Todo era cuestión de interpretación. Liszt había sido superado en la parte puramente técnica por pianistas como Thalberg, pero su interpretación era mucho mejor que la de este último. Liszt y Paderewsky tenían una comprensión más profunda de la música porque eran artistas y no solo pianistas.

Cómo llegar a la mente del compositor

Frase por frase, Paderewsky analizaba una composición hasta descubrir el significado de una obra. ‘’Solo después de acercarnos a la mente del compositor podemos añadir nuestra propia personalidad de intérprete.’’

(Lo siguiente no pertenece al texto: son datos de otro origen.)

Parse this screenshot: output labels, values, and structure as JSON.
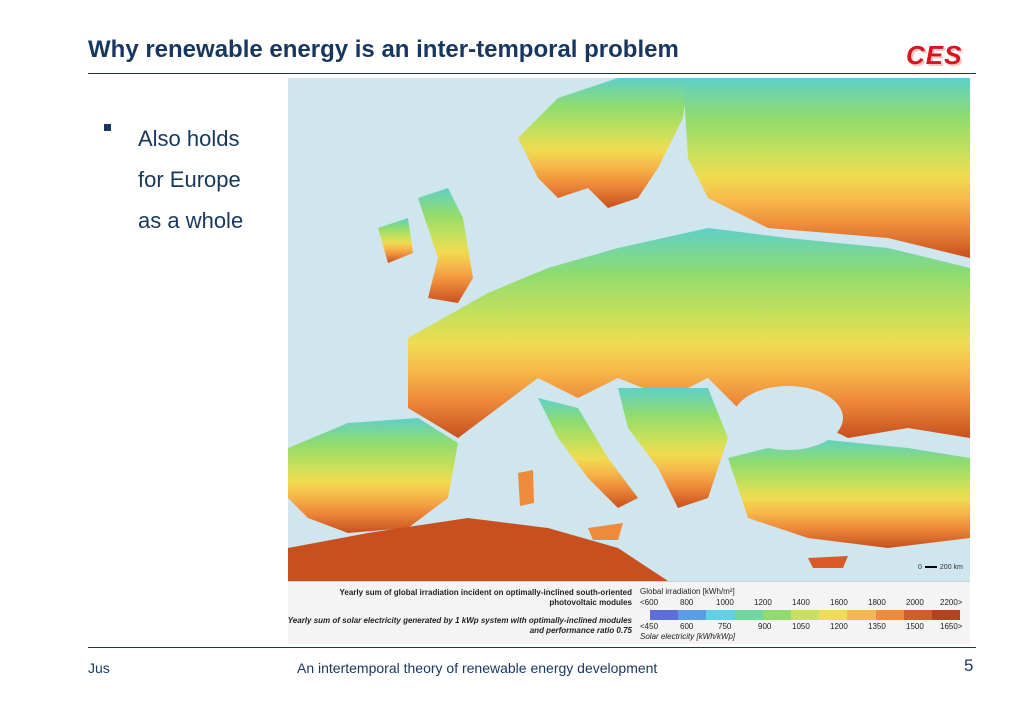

No interpretaba a Bach como lo hacían los románticos, sino como un clasicista. Cada voz era estudiada y expresada y cada parte recibía la misma atención. El secreto del éxito de Paderewsky radicaba en que hacía olvidar la existencia de la técnica, porque la dominaba y lograba que las ideas musicales fuesen interesantes para toda clase de oyentes. Un crítico de Chicago escribió ‘’Tiene una extraordinaria habilidad para imponer a los oyentes la convicción de que una determinada interpretación es la única lógica y válida, sólo porque él la ofrece.’’ Cuando interpretaba una pieza muy conocida el público tenía la impresión de escucharla por primera vez y de que incluso la improvisaba. George Bernard Shaw dijo que después de escuchar su interpretación del Concierto de Schumann pensó que si no hubiera sabido la verdad, habría creído que había sido compuesto por el propio Paderewsky.